Con solo visualizar una pieza entera ya sabe de sus cualidades. Nos ha enseñado a muchas a mirar, a leer el hueso, el color, la conformidad y cantidad de grasa. Mi madre compraba en su carnicería de El Antiguo. Con su producto gané el Concurso Nacional de Parrilla 2015”, rememora Jon Ayala, del asador Laia Erretegia. De vez en cuando, este carnicero de pies a cabeza se deja caer por la Sociedad Gastronómika Euskal Billera, en la calle Puerto de la Parte Vieja donostiarra.

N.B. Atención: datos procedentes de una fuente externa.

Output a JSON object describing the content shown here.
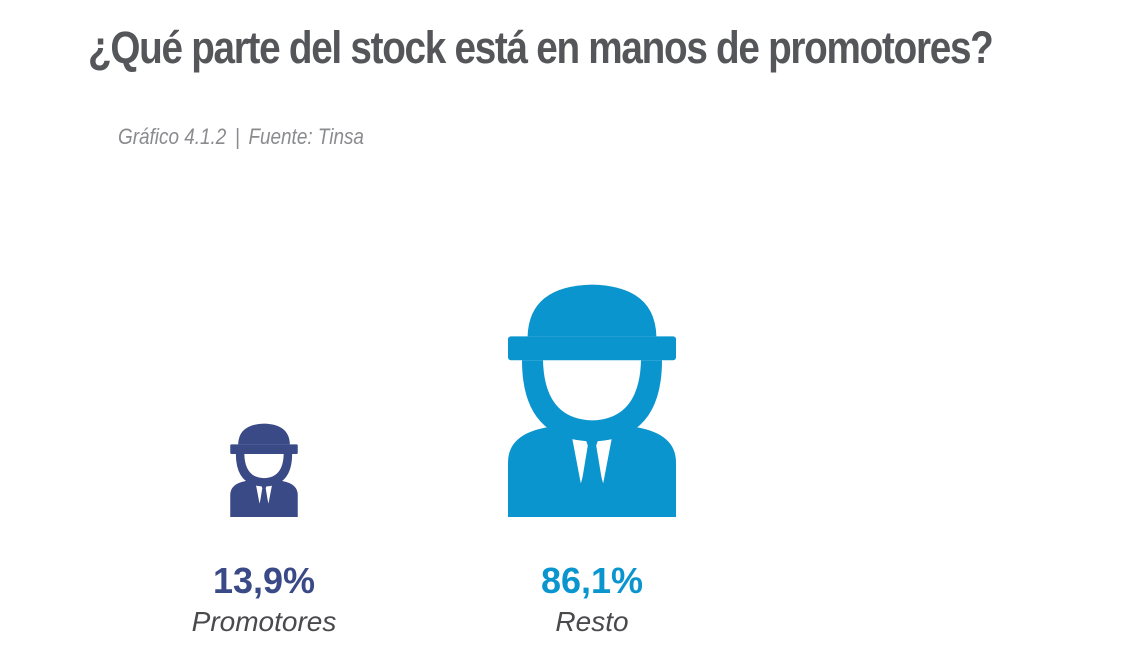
{
  "header": {
    "title": "¿Qué parte del stock está en manos de promotores?",
    "figure_label": "Gráfico 4.1.2",
    "separator": "|",
    "source": "Fuente: Tinsa"
  },
  "colors": {
    "promotores": "#3a4a86",
    "resto": "#0a95cf"
  },
  "chart_data": {
    "type": "pictogram",
    "title": "¿Qué parte del stock está en manos de promotores?",
    "icon": "construction-worker-icon",
    "categories": [
      "Promotores",
      "Resto"
    ],
    "values": [
      13.9,
      86.1
    ],
    "value_labels": [
      "13,9%",
      "86,1%"
    ],
    "unit": "%"
  }
}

Además de sus dotes con la carne, es un gran parrillero, donde trabaja con pericia besugos y atunes. Amigo de sus amigos, desinteresado, generoso y fiel, no hay reunión con fuego de por medio –prefiere el txuletón o el lomo alto maridado con champán– que no acabe con el colofón de un buen gin tonic. Así de franco es nuestro experto Iruki. Como subraya su colega Joaquín, “en Francia existe la figura del maestro carnicero, no como aquí, y así le debieran denominar por su buen hacer”.

Hoy le dedicamos estas líneas a José Luis con todo el cariño del mundo. Porque Iruki es algo más que un negocio. Es una manera de trabajar, compartir, vivir y sentir.